Mais allons à l’essentiel :
« [...] la « révolution » du « Comandante » ¬ responsable d’une tentative de coup d’Etat en 1992 avant d’être élu démocratiquement en 1998 ¬ est essentiellement « un projet militaire »[...] ». Cette « essence », Armengaud nous assure qu’il ne l’a pas inventée. Que l’information est digne de foi, puisque ’elle émane de « Domingo Irwin, historien spécialiste du rôle des forces armées vénézuéliennes .  », qui déclare notamment : «  [...] nous sommes en fait devant le premier gouvernement militaire du XXIe siècle en Amérique du Sud. Pas une dictature mais un gouvernement prétorien, par définition autoritaire, fondamentalement persuadé, comme cela est souvent arrivé sur ce continent, que l’armée est responsable du développement du pays et non pas destinée à rester dans les casernes. »

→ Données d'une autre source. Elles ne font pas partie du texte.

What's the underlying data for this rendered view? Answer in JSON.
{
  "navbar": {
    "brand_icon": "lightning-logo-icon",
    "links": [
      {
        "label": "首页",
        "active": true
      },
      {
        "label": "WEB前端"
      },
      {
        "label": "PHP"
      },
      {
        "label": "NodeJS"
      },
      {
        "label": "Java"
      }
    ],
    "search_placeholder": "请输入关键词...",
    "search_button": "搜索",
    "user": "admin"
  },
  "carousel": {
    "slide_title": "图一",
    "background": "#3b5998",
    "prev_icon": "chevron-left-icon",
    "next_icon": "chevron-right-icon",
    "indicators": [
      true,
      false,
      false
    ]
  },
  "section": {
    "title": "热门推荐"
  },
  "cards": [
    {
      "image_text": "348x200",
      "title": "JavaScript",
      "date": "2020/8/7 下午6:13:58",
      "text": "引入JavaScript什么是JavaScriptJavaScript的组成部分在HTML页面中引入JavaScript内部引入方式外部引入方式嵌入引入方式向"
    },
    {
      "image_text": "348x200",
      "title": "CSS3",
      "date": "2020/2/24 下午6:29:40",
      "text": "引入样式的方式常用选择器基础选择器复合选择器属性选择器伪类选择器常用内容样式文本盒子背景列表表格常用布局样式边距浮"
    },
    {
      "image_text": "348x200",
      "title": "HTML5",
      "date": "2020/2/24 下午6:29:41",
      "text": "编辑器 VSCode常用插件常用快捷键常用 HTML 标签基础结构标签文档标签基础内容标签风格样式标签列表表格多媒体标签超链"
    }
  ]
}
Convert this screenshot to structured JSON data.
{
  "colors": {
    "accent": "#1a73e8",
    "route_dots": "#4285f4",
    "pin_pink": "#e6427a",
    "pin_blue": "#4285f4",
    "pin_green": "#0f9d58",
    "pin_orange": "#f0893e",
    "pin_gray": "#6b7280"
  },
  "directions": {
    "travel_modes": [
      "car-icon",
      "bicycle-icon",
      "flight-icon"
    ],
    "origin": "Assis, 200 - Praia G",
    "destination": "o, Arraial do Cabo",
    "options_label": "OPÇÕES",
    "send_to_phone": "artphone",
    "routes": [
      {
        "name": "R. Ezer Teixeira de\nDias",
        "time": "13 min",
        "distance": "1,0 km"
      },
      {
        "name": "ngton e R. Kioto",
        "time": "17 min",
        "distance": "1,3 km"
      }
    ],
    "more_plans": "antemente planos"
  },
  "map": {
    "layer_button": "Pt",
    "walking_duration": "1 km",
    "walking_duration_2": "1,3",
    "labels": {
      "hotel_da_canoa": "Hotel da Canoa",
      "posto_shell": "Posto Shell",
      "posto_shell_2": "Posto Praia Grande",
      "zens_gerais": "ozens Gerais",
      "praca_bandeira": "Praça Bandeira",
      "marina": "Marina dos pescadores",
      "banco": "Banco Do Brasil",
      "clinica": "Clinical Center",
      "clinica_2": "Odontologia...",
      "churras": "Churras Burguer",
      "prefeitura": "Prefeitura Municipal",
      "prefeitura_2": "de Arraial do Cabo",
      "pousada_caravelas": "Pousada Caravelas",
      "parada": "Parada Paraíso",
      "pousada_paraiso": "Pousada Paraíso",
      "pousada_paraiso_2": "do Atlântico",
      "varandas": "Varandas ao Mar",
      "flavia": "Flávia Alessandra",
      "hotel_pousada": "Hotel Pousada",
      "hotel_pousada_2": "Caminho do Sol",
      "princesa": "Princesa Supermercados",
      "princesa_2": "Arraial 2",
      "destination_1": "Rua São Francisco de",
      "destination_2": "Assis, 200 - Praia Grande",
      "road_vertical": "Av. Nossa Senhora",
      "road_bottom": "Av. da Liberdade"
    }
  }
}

Le minimum d’information exigible serait de préciser que ce propos de « spécialiste », est un argument de l’opposition ou favorable à l’opposition et non une vérité révélée. Comme le commentaire suivant d’ailleurs. En effet, sous un sous-titre démocratiquement exigeant - « Séparation des pouvoirs » -, Armengaud poursuit à propos d’une loi récemment adoptée et, comme toute loi, évidemment, discutable : « Nombre d’organisations des droits de l’homme s’inquiètent de la propension du régime à vouloir accaparer tous les pouvoirs, notamment judiciaire  ». Mais que disent ceux qui défendent cette loi ? Qu’importe : la dénonciation unilatérale de prétendues dérives autoritaires est confortée par une citation de Human Rights Watch : « L’indépendance du pouvoir judiciaire et la séparation des pouvoirs sont mises à mal par cette loi », note un rapport de Human Rights Watch qui soupçonne le président Hugo Chavez de vouloir aujourd’hui « reconstruire un pouvoir judiciaire au service de ses propres intérêts » comme le firent, « dans les années 90, Carlos Menem en Argentine et Alberto Fujimori au Pérou ».

Et Armengaud de conclure, menaçant : « Deux anciens présidents aujourd’hui activement réclamés par la justice de leur pays ». Faut-il comprendre que Libération demande, la vielle du référendum et faute d’informer si peu que ce soit sur sa préparation, que Chavez soit traduit devant un tribunal ? Ce serait décidément très étonnant dans un article de pure information...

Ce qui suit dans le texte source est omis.